複数のキャスターをまとめて購入する場合、椅子の脚が5本タイプか4本タイプかによって必要な個数が変わります。注文前に自分の椅子の脚の本数を数え、予備を1〜2個多めに用意しておくと、将来別のキャスターが劣化したときにもすぐ対応できます。

交換後に確認しておきたいポイント

キャスターを交換したあとは、椅子を左右前後に動かして、すべての脚が均等に接地しているかを確認します。1本だけ浮いているような状態は、差し込みが不十分なサインです。

数日使ってみて異音やぐらつきが出てきた場合は、差し込みが緩んでいないか、規格が微妙に合っていない可能性がないかを見直します。

キャスターだけでなく、座面やアームレストなど他の部分の劣化も同時にチェックしておくと、椅子全体を長く使い続けやすくなります。

交換した日付をメモに残しておくのもおすすめです。次にキャスターの動きが気になったとき、前回の交換からどれくらい期間が空いたかが分かれば、劣化のペースをつかみやすくなり、次回の買い替えタイミングを判断する目安になります。

よくある質問

Q1. オフィスチェアのキャスターは自分で交換できますか?

A1. 多くの製品は差し込み式のため、工具なしで交換できます。規格さえ合っていれば特別な技術は必要ありません。

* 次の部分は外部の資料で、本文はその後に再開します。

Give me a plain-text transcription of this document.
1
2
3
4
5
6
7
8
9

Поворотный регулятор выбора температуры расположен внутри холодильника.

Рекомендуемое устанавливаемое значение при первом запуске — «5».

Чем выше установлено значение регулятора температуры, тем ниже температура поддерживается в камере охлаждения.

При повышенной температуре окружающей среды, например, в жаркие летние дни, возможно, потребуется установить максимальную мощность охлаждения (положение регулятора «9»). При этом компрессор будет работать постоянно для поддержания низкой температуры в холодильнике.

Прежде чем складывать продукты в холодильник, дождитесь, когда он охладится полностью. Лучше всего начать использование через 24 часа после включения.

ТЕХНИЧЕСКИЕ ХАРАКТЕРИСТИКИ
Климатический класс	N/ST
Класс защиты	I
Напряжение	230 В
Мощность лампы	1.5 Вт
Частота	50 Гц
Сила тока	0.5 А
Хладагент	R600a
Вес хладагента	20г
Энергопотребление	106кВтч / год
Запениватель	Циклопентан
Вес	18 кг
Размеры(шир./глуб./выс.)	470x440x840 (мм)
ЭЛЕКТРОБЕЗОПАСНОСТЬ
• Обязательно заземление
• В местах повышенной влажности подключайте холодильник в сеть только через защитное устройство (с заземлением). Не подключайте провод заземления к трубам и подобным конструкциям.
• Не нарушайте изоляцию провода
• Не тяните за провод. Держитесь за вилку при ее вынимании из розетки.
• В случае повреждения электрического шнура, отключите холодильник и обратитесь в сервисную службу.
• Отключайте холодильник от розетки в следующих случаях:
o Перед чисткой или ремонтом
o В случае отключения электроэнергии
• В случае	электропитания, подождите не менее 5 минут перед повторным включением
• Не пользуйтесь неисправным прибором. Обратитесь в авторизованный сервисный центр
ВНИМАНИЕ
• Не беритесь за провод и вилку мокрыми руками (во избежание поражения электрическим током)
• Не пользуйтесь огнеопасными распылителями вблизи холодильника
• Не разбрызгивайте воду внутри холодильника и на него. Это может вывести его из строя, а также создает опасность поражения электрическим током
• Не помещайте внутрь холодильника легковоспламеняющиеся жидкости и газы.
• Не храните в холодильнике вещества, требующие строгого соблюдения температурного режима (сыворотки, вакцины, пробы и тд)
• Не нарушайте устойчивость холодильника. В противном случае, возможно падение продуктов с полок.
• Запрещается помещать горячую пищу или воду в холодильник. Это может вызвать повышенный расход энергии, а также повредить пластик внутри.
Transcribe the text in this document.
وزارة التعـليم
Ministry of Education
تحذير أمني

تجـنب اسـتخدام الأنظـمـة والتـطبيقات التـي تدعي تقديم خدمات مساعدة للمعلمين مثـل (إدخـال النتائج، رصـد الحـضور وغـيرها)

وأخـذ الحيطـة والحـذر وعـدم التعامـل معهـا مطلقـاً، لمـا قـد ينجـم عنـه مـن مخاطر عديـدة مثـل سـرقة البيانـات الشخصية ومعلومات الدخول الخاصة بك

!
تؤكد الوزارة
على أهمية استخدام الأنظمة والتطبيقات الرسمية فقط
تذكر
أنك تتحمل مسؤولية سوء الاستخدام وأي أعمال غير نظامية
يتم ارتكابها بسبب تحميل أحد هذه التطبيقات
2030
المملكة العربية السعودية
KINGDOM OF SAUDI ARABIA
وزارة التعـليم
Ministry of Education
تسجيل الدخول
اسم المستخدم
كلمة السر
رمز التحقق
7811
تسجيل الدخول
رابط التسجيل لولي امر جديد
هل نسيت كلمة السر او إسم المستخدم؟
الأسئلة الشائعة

Q2. キャスターが外れないときはどうすればいいですか?

A2. 薄い工具を隙間に差し込んでてこの原理を使う、ゴムハンマーで軽く振動を与えるといった方法があります。無理な場合は専門店への相談も検討してください。

Q3. どんなキャスターを選べばいいですか?

A3. 床材との相性で選ぶのが基本です。フローリングにはウレタン製、カーペットには転がりやすいタイプが選ばれやすい傾向があります。

Q4. キャスター以外の部分が壊れた場合はどうすればいいですか?

A4. ガスシリンダーやアームレストなど部品ごとに対応方法が異なります。該当する部品名で交換方法を調べるか、メーカーに問い合わせるのが確実です。

オフィスチェアのキャスター交換で快適な座り心地に

オフィスチェアのキャスターは、規格を確認し、古いものを引き抜いて新しいものを差し込むというシンプルな手順で交換できます。外れにくいときはてこの原理や振動を使う方法があり、それでも難しければ専門店に相談するという選択肢も残されています。

キャスターの素材は床材との相性が大きく関わります。フローリングかカーペットか、椅子をどれくらいの頻度で動かすかを踏まえて選ぶと、交換後の使い心地に差が出やすくなります。

椅子本体を買い替える前に、まずはキャスターだけを見直してみることで、今の椅子をもう少し長く快適に使い続けられる可能性があります。